Le ministre français des Affaires étrangères faisait référence aux manifestations, non autorisées, qui ont rassemblé des milliers de personnes dans de nombreuses villes de Russie le 23 janvier, lors desquelles des manifestants et des membres des forces de l'ordre ont été blessés. Quelque 4 000 personnes avaient été arrêtées ce jour-là, selon le comptage de l'ONG OVD-Info. En outre, Vladimir Soloviov, président de l'Union russe des journalistes, avait rapporté qu'une quarantaine de journalistes avaient été arrêtés le 23 janvier – cependant, tous avaient été libérés immédiatement après la vérification de leurs documents.
Ces dernière semaines, Moscou a de son côté dénoncé les ingérences occidentales liées à ces mobilisations illégales de soutien à Navalny, pointant du doigt la présence de diplomates européens dans les rangs des manifestants ou l'indication, sur le site de l'ambassade américaine à Moscou, des heures et lieux des mobilisations non-autorisées en Russie.
Chez vous, cela fait deux ans que les Gilets jaunes descendent dans la rue
Ce 10 février, la diplomatie russe a également renvoyé la France à sa propre gestion de manifestations anti-gouvernementales. Lors d'une session de la commission de la Douma (chambre basse du Parlement russe) chargée d'enquêter sur les faits d'ingérence étrangère, la porte-parole du ministère russe des Affaires étrangères, Maria Zakharova, a directement répondu aux propos tenus par Jean-Yves Le Drian fin janvier : «Le ministre français des Affaires étrangères monsieur Le Drian a exprimé sa grande inquiétude au sujet, je cite, "des actes autoritaires en Russie" [...] Ecoutez, vous êtes ministre français des Affaires étrangères. Chez vous, cela fait deux ans que les Gilets jaunes descendent dans la rue. Et afin de réprimer leurs manifestations vous utilisez des moyens spéciaux anti-émeutes qu’on ne peut même pas imaginer.»
Si la porte-parole du ministère russe des Affaires étrangères ne précise pas à quels «moyens anti-émeutes» elle fait précisément référence, l'allusion peut évoquer les lanceurs de balles de défense (LBD) et certaines grenades utilisées par les forces de l'ordre. Depuis les manifestations des Gilets jaunes de l'hiver 2018-2019, au moins 30 manifestants ont été éborgnés et cinq ont eu la main arrachée, selon un décompte du journaliste David Dufresne – des blessures pour lesquelles l'utilisation de ces équipements est principalement mis en cause, rappelle l'AFP ce 10 février.

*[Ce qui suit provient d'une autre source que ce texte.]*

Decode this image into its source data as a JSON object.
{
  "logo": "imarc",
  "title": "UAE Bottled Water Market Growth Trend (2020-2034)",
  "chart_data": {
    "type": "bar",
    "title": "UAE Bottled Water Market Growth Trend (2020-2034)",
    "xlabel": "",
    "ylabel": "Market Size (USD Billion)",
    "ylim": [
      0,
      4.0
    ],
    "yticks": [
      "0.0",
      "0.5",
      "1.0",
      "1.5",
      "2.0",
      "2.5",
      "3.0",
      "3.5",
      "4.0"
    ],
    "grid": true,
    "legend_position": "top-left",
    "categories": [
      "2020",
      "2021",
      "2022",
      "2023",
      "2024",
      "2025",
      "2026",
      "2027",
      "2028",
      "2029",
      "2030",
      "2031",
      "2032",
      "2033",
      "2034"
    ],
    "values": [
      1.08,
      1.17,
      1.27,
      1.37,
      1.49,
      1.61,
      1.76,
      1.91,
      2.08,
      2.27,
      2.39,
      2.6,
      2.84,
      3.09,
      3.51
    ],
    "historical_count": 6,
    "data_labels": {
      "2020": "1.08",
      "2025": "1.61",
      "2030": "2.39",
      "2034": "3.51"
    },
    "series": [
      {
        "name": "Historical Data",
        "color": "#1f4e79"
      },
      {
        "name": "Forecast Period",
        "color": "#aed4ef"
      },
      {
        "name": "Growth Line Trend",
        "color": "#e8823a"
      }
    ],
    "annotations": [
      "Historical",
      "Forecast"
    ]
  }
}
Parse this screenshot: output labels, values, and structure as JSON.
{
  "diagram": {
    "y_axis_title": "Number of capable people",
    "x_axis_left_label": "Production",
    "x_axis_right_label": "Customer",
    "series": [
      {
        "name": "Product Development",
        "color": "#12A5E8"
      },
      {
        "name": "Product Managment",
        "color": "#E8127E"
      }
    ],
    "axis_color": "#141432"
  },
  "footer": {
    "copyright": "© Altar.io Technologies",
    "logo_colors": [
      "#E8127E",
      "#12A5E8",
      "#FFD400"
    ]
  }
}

La crise des Gilets jaunes a relancé la controverse en France sur l'usage du LBD, et les tirs avec cette arme sont désormais filmés. Si la grenade GLI-F4 a en outre été retirée de l'arsenal policier pour la voie publique, ainsi que l'annonçait l'ancien ministre de l'Intérieur Christophe Castaner en janvier 2020, la grenade GM2L, à effet combiné (lacrymogène pulvérulent, très forte détonation et un effet de souffle) reste utilisée.